ISLANDS IN THE STREAM

“But why isn’t Cayo Francés flying patrols over all this all the time?”

“They made their patrol this morning. Didn’t you see it?”

“No. And why didn’t you tell me?”

“I thought you saw it. One of those baby seaplanes.”

“Shit,” Thomas Hudson said. “It must have been when I was in the head and the generator was running.”

“Well, it doesn’t make any difference now,” Antonio said. “But, Tom, the next two stakes are out.”

“Can you see the next two stakes, Gil?”

“I can’t see any stakes.”

“The hell with it,” Thomas Hudson said. “All I have to do is hug that next chickenshit little key and keep off the sand-spit that runs north and south of it. Then we’ll case that bigger key with the mangroves and then we’ll try for the old or the new channel.”
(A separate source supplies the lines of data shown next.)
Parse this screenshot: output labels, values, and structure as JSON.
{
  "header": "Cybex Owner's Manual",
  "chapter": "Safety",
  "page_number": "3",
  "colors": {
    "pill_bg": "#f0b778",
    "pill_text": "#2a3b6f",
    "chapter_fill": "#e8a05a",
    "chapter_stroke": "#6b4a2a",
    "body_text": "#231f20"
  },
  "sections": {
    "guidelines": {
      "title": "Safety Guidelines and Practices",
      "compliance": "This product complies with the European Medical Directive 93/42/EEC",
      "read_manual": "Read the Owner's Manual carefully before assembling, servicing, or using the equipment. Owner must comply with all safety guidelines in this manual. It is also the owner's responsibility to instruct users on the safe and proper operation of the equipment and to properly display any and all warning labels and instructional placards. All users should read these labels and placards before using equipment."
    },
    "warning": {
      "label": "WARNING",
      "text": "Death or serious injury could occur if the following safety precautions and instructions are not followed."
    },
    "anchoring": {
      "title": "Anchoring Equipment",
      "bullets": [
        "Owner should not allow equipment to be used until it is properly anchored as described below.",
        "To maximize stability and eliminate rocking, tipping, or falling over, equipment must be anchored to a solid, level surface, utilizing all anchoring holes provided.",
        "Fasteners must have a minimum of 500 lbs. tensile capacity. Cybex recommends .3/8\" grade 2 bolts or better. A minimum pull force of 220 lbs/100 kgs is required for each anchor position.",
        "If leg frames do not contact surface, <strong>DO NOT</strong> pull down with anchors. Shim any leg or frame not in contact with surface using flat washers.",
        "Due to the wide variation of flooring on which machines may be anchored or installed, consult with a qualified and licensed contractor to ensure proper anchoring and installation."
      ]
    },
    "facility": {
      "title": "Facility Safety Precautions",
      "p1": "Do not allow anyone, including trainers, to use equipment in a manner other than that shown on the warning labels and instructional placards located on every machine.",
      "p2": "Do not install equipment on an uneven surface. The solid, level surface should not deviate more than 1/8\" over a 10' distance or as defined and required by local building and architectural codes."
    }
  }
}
“The east wind is blowing all the water out.”

“The hell with the east wind,” Thomas Hudson said. As he said the words, they sounded like a basic and older blasphemy than any that could have to do with the Christian religion. He knew that he was speaking against one of the great friends of all people who go to sea. So since he had made the blasphemy he did not apologize. He repeated it.

“You don’t mean that, Tom,” Antonio said.

“I know it,” Thomas Hudson said. Then he said to himself, making an act of contrition and remembering the verse unexactly, “Blow, blow, thou western wind. That the small rain down may rain. Christ, that my love were in my arms and I in my bed again.” It’s the same goddam wind only with the difference in latitude, he thought. They come from different continents. But they are both loyal and friendly and good. Then he repeated to himself again, Christ, that my love were in my arms and I in my bed again.

The water was so muddy now that there was nothing to steer by except the ranges and the suction the ship made of water from the banks. George was in the bow with the lead and Ara had a long pole. They measured their depths and called back to the bridge.

Thomas Hudson had the feeling that this had happened before in a bad dream. They had run many difficult channels. But this was another thing that had happened sometime in his life. Perhaps it had happened all his life. But now it was happening with such an intensification that he felt both in command and at the same time the prisoner of it.

“Can you make out anything, Gil?” he asked

“Nothing.”

“Do you want Willie up here?”

“No. I see whatever Willie would see.”

“I think he ought to be up anyway.”

“As you wish, Tom.”

Ten minutes later they were aground.

XV

They were aground on a patch of mud and sandy bottom that should have been marked with a stake, and the tide was still falling. The wind was blowing hard and the water was muddy. Ahead was a medium-sized green key that looked set low in the water and there was a scattering of very small keys to the left. To the left and the right there were patches of bare bank that were beginning to show as the water receded. Thomas Hudson watched flocks of shore birds wheeling and settling on the banks to feed.

Antonio had the dinghy over and he and Ara ran out a bow anchor and two light stern anchors.

“Do you think we need another bow anchor?” Thomas Hudson asked Antonio.

“No, Tom. I don’t think so.”

“If the wind rises it can push us against the flood when it comes.”

“I don’t think it will, Tom. But it could.”

“Let’s get a small one out to windward and shift the big one further to leeward. Then we don’t have anything to worry about.”

“All right,” Antonio said. “I’d rather do that than run aground again in a bad place.”

“Yeah,” Thomas Hudson said. “We went into all that before.”

“It’s still the right thing to anchor.”

“I know it. I just asked you to put out another small one and shift the big one.”